Get Reference Utility Rule

For elvers workflows that start with or otherwise utilize a reference, the keyword get_reference can be used to provide that reference (and for transcriptomes, an optional tab-separated gene-to-transcript map). If you provide the get_reference keyword and information in your configuration file, the get_reference utility rule with either download or softlink your reference into your elvers directory so it can be utilized for any specified workflows.

Specify Input reference

The default get_reference parameters are as follows:

get_reference:
  reference: examples/nema.assembly.fasta
  gene_trans_map: examples/nema.assembly.fasta.gene_trans_map
  reference_extension: _input
  download_ref: false # download the reference using http (or ftp)
  use_ftp: false # switch download method from http to ftp

( to see these, you can run elvers config get_reference --print_params)

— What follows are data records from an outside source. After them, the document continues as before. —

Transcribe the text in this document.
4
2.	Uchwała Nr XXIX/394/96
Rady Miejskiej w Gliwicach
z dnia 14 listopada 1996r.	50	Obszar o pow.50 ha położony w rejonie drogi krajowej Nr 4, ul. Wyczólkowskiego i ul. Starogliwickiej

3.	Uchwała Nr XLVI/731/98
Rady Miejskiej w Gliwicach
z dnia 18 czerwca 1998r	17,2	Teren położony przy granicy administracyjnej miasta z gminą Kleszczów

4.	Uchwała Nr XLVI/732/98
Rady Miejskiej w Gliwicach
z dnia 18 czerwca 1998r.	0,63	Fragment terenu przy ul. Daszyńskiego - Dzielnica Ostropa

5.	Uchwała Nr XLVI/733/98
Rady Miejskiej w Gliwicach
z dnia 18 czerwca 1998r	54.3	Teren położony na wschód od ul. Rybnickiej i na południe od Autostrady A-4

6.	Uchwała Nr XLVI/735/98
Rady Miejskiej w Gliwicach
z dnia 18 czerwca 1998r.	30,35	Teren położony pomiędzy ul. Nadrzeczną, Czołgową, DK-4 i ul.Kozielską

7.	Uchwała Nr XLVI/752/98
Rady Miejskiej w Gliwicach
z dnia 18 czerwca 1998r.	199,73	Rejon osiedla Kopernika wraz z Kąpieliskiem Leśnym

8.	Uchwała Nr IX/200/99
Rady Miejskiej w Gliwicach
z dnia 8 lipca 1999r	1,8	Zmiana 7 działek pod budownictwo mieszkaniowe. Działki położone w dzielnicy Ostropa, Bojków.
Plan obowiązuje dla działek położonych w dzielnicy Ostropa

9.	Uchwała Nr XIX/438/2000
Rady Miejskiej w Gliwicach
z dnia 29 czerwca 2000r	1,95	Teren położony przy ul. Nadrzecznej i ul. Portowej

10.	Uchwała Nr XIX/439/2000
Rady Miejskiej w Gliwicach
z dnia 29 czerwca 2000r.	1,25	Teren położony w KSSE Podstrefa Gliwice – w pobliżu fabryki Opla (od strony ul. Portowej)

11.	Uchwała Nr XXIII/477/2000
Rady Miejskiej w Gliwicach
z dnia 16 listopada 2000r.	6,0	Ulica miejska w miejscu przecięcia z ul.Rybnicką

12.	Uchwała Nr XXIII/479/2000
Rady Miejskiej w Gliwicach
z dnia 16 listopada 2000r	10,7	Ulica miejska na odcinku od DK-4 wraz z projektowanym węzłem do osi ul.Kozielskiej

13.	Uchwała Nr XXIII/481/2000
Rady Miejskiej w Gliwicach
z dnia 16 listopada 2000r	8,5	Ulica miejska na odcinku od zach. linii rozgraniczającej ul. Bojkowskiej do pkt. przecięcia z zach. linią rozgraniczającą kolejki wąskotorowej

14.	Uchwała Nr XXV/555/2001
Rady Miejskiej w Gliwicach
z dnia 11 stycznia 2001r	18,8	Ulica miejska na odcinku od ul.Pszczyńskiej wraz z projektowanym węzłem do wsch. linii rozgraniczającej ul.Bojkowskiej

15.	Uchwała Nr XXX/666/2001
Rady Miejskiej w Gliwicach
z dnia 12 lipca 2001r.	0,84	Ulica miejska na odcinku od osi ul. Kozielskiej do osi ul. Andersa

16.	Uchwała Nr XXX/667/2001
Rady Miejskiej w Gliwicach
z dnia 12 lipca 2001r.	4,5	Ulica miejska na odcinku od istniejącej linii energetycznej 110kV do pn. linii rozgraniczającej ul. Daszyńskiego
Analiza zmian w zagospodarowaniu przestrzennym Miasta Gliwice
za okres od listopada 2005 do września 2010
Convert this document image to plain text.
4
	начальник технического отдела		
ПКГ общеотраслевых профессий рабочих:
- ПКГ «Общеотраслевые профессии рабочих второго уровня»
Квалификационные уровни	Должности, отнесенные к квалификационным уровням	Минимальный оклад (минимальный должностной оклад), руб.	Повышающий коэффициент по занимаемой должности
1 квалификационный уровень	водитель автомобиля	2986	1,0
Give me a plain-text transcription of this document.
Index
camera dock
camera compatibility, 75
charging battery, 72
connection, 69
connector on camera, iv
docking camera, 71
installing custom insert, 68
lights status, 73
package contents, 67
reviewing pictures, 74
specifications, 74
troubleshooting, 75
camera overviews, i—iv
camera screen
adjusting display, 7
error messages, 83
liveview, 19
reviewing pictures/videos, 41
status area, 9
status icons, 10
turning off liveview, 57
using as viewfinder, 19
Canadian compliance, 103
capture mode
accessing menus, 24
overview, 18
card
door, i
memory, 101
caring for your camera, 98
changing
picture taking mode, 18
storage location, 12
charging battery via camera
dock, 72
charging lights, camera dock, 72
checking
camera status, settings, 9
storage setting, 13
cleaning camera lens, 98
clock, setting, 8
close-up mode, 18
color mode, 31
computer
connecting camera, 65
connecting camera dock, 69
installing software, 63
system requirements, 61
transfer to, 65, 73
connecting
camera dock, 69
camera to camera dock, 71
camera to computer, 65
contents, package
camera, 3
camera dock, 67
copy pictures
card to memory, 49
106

The default filenames correspond to a test Trinity transcriptome we provide for the nema test data. To use your own files, specify the file path to your fasta file via the reference parameter. If you have a gene to transcript mapi (transcriptomes only), please specify it as well. If not, do not include the gene_trans_map line in your config. The reference_extension parameter is an optional parameter that allows us to use multiple references or assemblies. For example, you can build a de novo transcriptome with Trinity and input a reference transcriptome and do all downstream steps (e.g. quantification and differential expression) on both assemblies. All assemblies generated via elvers rules will have an extension corresponding to the program they were generated with. If you choose to add a reference_extension, feel free to use _input, as specified above, or pick something equally simple yet more informative, but please don't use additional underscores (_) in this extension!

Output Files

The output of the get_reference step is your reference (and optional gene-transcript map) copied into a subdirectory (reference) within your output directory (BASENAME_out).